One time he told me I wasn’t his. Your mom, she called out another vato’s name when you were coming out. She isn’t as good as you think she is. One time he told me I wasn’t his. Soy del? And am I my father’s inheritance? Am I his tattoos and bullshit? His biceps and infidelities? Soy el?
Less filling.
Great taste.
Less feeling.
Baseball bat and tatts. Screen door that flings open menacingly, exposing a sudden, torn sky. Clouds shred into the eye slats of stars, huge stars. Wispy, fiery orange clouds and so much white dust. The starships that never came. The stairs beneath our feet are incandescent, and a caliche horizon that extends to all of genealogy and all of—
You’re not mine, my father told me. Your mother fucked some other dude. Called his name when she was having you. Carlos.
That was the vato’s name.
Am I this Carlos? Am I this man I’ve never known?
Those were different times…
And this is the time of birds. Giant metal birds. Livid birds. La cacaƱa and aluminum cans. Trajectories and rocketships.
Less feeling.
Great taste.
Proclivities.
I wield weapons in these fists that fit together like a heart, and in this tangled throat, I swallow recompense, and will there be remorse for all the things I’ve done?

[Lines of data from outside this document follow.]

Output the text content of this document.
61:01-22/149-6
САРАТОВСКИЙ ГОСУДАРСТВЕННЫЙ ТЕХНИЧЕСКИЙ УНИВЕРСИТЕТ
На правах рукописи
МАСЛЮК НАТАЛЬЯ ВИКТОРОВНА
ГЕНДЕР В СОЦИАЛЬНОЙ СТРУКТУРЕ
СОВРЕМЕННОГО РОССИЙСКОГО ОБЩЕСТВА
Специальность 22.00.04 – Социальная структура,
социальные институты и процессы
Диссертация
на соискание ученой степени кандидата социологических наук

This blood that spirals, soothes, and shoots.
Trajectories. Projectiles. Inheritance. Insignias. Trailer parque. Learned behaviors. Pit bulls and beer cans and baseball bats and shit like that.
Great taste.
Less filling.
Great haste.
Less feeling.
It’s the memory of my hand reaching through our torn screen door as my father drives away and the caliche road explodes into billows of beautiful, beautiful white polvo.
It’s the memory of reaching through the slit in the front of my first homeboy’s boxers, feeling it, his pedasote.

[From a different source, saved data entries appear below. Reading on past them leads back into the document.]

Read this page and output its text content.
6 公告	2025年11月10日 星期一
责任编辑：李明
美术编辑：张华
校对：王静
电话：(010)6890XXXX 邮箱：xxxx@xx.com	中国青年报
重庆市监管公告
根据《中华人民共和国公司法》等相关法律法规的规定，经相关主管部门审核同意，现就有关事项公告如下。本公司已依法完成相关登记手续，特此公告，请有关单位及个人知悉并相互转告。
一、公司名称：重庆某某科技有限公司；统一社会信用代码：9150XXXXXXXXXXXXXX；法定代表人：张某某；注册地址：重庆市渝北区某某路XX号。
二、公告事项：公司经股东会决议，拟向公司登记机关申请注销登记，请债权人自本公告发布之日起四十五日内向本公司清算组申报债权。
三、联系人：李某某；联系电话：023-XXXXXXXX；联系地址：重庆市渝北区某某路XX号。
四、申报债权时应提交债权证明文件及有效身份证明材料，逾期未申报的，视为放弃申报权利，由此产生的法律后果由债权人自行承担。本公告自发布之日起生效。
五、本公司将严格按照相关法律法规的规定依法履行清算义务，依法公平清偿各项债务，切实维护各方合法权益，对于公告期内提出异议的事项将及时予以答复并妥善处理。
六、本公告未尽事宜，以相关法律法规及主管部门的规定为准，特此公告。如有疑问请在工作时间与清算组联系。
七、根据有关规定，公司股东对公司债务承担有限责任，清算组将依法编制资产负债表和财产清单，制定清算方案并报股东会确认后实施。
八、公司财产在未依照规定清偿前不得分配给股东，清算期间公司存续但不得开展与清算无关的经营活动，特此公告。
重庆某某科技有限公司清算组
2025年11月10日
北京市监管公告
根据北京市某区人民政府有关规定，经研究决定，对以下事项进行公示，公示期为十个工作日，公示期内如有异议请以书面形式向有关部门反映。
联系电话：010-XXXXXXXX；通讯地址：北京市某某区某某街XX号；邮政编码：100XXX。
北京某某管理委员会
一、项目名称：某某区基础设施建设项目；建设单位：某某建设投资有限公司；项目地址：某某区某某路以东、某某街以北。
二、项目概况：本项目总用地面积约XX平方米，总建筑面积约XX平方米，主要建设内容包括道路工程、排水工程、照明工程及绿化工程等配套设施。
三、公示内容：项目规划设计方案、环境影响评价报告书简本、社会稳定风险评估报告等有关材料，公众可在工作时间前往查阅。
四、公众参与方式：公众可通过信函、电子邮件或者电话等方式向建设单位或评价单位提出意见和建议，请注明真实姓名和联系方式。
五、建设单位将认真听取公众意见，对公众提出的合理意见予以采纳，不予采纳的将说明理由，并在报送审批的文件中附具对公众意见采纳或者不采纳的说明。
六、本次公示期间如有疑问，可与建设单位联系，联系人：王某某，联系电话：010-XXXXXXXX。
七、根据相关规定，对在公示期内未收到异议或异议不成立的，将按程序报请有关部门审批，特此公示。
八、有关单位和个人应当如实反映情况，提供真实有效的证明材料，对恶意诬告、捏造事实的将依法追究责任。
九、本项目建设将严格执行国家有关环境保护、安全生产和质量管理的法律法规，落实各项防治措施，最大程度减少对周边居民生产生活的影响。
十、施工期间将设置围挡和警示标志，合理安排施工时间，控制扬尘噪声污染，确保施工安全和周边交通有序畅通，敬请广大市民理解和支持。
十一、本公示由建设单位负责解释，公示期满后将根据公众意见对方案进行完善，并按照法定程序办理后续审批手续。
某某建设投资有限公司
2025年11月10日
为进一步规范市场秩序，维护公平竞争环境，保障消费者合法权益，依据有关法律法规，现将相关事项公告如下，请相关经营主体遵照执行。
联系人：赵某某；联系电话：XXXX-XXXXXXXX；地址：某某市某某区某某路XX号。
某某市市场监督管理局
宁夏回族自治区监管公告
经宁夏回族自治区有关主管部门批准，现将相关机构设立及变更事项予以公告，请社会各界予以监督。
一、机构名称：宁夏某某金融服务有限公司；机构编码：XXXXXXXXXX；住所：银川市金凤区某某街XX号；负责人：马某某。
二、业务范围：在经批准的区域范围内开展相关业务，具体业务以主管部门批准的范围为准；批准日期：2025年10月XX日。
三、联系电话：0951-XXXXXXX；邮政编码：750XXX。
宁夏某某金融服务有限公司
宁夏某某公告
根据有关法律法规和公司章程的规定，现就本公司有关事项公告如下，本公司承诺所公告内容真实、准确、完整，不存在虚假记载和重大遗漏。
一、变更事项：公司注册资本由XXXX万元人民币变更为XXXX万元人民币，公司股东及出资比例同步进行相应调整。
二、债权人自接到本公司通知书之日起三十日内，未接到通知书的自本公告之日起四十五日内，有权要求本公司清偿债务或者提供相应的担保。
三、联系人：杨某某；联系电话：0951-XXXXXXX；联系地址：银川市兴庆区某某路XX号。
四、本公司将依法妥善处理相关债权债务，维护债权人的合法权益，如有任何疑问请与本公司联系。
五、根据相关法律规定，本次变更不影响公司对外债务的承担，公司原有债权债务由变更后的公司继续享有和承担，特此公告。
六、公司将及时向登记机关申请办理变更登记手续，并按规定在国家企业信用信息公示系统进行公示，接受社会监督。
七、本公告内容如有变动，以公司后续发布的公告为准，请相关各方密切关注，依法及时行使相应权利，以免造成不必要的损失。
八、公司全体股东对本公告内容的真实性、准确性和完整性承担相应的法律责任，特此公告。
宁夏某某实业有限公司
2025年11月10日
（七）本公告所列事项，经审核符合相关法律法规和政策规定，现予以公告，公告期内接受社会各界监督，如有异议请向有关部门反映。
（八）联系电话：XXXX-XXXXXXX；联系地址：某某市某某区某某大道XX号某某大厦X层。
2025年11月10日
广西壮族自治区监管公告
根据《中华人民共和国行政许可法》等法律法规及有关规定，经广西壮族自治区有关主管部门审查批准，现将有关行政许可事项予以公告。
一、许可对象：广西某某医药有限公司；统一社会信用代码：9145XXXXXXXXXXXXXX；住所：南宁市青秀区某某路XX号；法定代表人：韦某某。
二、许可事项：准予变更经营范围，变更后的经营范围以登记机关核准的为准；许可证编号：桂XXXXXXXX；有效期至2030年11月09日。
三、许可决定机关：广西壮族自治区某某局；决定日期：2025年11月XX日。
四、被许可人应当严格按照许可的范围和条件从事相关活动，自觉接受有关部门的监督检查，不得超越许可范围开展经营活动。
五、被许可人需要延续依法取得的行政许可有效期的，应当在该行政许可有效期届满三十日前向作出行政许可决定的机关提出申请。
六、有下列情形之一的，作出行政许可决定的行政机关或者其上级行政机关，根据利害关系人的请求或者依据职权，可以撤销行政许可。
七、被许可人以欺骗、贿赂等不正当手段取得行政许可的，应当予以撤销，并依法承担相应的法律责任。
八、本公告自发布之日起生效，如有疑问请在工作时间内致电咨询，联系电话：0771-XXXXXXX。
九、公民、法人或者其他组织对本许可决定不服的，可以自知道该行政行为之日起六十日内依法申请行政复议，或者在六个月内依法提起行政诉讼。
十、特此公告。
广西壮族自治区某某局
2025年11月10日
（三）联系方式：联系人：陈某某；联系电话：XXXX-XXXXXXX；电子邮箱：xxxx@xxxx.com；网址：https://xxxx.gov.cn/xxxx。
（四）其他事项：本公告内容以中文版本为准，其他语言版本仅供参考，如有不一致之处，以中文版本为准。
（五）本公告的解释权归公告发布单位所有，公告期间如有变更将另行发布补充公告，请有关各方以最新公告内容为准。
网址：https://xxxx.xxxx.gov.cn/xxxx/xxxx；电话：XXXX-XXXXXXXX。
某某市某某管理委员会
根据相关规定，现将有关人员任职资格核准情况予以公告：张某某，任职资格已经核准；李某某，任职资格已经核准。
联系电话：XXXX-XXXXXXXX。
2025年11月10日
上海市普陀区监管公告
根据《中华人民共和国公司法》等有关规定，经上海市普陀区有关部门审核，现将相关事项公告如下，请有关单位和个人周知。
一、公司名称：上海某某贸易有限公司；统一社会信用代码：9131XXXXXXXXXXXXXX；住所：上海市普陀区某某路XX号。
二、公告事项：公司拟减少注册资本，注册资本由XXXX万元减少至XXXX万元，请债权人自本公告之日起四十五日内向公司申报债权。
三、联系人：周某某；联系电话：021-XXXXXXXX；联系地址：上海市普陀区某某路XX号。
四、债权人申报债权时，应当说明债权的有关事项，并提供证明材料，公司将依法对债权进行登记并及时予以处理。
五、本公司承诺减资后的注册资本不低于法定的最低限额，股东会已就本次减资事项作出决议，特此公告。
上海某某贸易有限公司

It’s putting my hand into a mouth--the saliva and sangre and the texture of tooth on knuckle that stings.
It’s putting my face through a tree, my fist through a mirror, my neck through a sabana and into the arms of my one and only vato.

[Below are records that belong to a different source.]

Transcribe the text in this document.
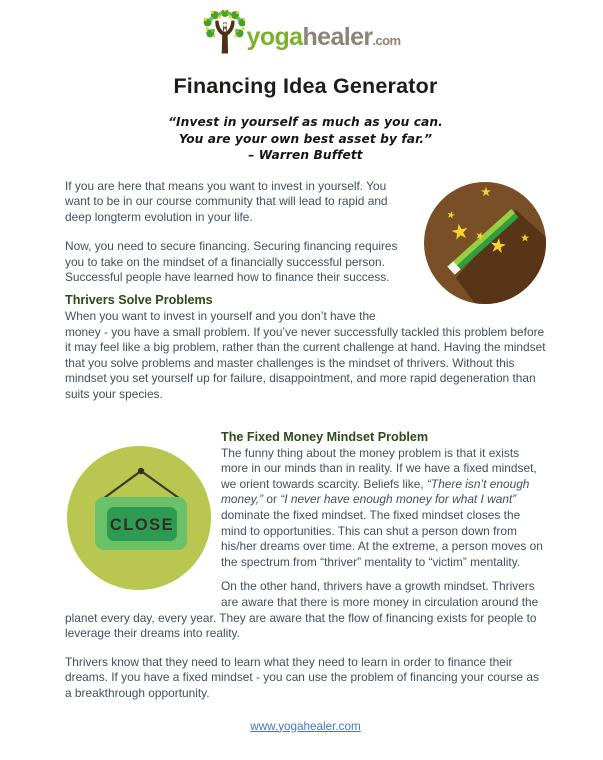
yogahealer.com
Financing Idea Generator
“Invest in yourself as much as you can.
You are your own best asset by far.”
– Warren Buffett

If you are here that means you want to invest in yourself. You want to be in our course community that will lead to rapid and deep longterm evolution in your life.

Now, you need to secure financing. Securing financing requires you to take on the mindset of a financially successful person. Successful people have learned how to finance their success.

Thrivers Solve Problems

When you want to invest in yourself and you don’t have the money - you have a small problem. If you’ve never successfully tackled this problem before it may feel like a big problem, rather than the current challenge at hand. Having the mindset that you solve problems and master challenges is the mindset of thrivers. Without this mindset you set yourself up for failure, disappointment, and more rapid degeneration than suits your species.

CLOSE
The Fixed Money Mindset Problem

The funny thing about the money problem is that it exists more in our minds than in reality. If we have a fixed mindset, we orient towards scarcity. Beliefs like, “There isn’t enough money,” or “I never have enough money for what I want” dominate the fixed mindset. The fixed mindset closes the mind to opportunities. This can shut a person down from his/her dreams over time. At the extreme, a person moves on the spectrum from “thriver” mentality to “victim” mentality.

On the other hand, thrivers have a growth mindset. Thrivers are aware that there is more money in circulation around the planet every day, every year. They are aware that the flow of financing exists for people to leverage their dreams into reality.

Thrivers know that they need to learn what they need to learn in order to finance their dreams. If you have a fixed mindset - you can use the problem of financing your course as a breakthrough opportunity.

www.yogahealer.com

It’s the trajectory of a beer can.
It’s the memory of walking to my abuelita’s house one morning because my mom wanted me to go see if my dad was there, since he hadn’t come home all night, and when I’m there, my grandma says she hasn’t seen him, doesn’t know a thing about him, and then, as I depart her porch, I see my dad get out of a car with another woman and go inside.
And then, there’s the beer can. Flying. Full flight. Soaring.
Significance. Significance.
I am walking to school. I am spineless and six.
That blue bird in pursuit. Elusive. Evasive, angry as a moth marooned in the dark. Floating beer can. Bird-like. Missiles and miscues. I am waiting hard for that rocket ship.
Not mine.
Not mine.
Not mine.
My mother’s hair. So long. So black. Crystal Gale. Her proudest possession could turn my brown eyes into blue thunderbirds and lazy winds. Hair. So much hair. My father’s fistful of her hair. Dragging. Dragging a human by her hair and her heart. Dragging and she’s kicking, and she’s screaming, and I’m there.
I’m on my way to school.
Mrs. Bliss’s first grade. Soon, I’ll climb monkey bars as high as I can, and we’ll read a story about kites. I wish I could put down a kite ahorita—to Lil Gabriel and Juan and Big Smokey and Sleepy, my one and only, and my old former silent self.
But, my dad’s dragging her to the back room, and what atrocities did I witness, then, in that tiny trailer park hallway in Ingleside, Texas, where the walls squeeze in on you like two hands crushing rocks, like lungs punctured and aveola screeching, the pinnacle of asphyxiation, the acceptance that this is the way it was, the way it is and ever shall be, world without end. Amen.